Why is it then that nearly three-quarters of big data projects are unprofitable?
One explanation is put forward by Tricia Wang in this TED talk.
We use data to help us understand how the world around us works, and we hope that this understanding will help us predict what is going to happen in the future.
But, depending on how we approach the idea of data, this results in different tactics by different organisations.
The “hot” approach is the one of big data.
Everything is connected – the internet of things (IOT).
Data is collected automatically, recording everything from your browsing history to when your toaster turns on and off.
Tricia Wang has invented the term “thick data” for an approach to collecting data by observation – something done by the likes of ethnographers and anthropologists.
This is a modification of the term “thick description” that tries to explain behaviour and the context in which the behaviour takes place.
So, in big data, computers collect information from customer “touchpoints” – the places where you interact with the machines.
In thick data, people collect information by observing and interacting with other people.
Tricia’s example of how this results in different outcomes is the case study of Nokia.
The huge amount of data collected by Nokia from its customers and market research failed to alert them to the possibilities of the smartphone.
Tricia’s research showing that low-income Chinese people were willing to spend half their monthly income on buying a phone convinced her that the smartphone would take off.

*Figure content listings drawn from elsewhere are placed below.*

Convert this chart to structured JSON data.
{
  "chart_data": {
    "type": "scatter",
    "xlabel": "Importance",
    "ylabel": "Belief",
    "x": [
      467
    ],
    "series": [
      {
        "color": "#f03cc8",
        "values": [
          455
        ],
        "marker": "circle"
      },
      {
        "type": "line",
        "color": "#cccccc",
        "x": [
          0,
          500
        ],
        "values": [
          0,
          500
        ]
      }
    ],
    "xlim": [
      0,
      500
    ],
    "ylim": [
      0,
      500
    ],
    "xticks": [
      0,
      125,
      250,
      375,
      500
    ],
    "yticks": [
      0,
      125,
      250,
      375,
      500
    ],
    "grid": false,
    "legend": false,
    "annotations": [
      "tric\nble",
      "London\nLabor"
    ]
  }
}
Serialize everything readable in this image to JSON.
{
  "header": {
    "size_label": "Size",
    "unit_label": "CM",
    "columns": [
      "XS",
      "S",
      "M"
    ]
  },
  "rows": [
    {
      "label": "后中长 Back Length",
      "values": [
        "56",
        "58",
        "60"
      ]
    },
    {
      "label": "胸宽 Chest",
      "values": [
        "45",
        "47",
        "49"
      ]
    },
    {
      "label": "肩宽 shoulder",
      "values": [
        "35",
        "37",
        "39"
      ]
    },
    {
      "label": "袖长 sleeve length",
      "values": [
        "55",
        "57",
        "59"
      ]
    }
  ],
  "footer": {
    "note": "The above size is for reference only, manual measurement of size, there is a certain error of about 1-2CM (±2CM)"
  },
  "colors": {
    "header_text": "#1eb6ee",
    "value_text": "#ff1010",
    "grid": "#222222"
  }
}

And we all know what happened to Nokia when the iPhone took over the world.
In a big data world more is better – sample sizes are huge.
We collect millions of data points and store these in the cloud.
Tools like IBM’s Watson help you analyse and evaluate this data for not just quantitative insights but also, through natural language processing, for emotional components and behavioural predictions.
With thick data, we have a small number of data points.
Someone has to spend time with people, observing what they do, where they do it and draw conclusions on what that means for the future.
Big data helps you quantify the world.
All the measurements you take give you the ability to look at how people interact with your business in a level of detail beyond anything that was possible before and express this in numerical terms.
Thick data helps you explain why people do what they do.
Taking time to watch and interact with people gives you insights into the way they think and behave and, crucially, what they might do next.
The point is that it is not an either-or situation.
Using just big data is not enough.
Combining the power of big data to quantify and the power of thick data to explain can give you a better understanding of the situation.
Take a simple example of thick data in action.
If you have watched The Social Network, you’ll remember a scene where Zuckerberg is trying to figure out what to do with his system.
Over a drink, his friend comments that it would be great if people had a badge that said there whether someone was single or attached.
Zuckerberg has a flash of insight and adding that feature to facebook causes subscriptions to rocket.
In other words – if you work out how use both big data and thick data in your business, you are more likely to be able to better understand and predict the future.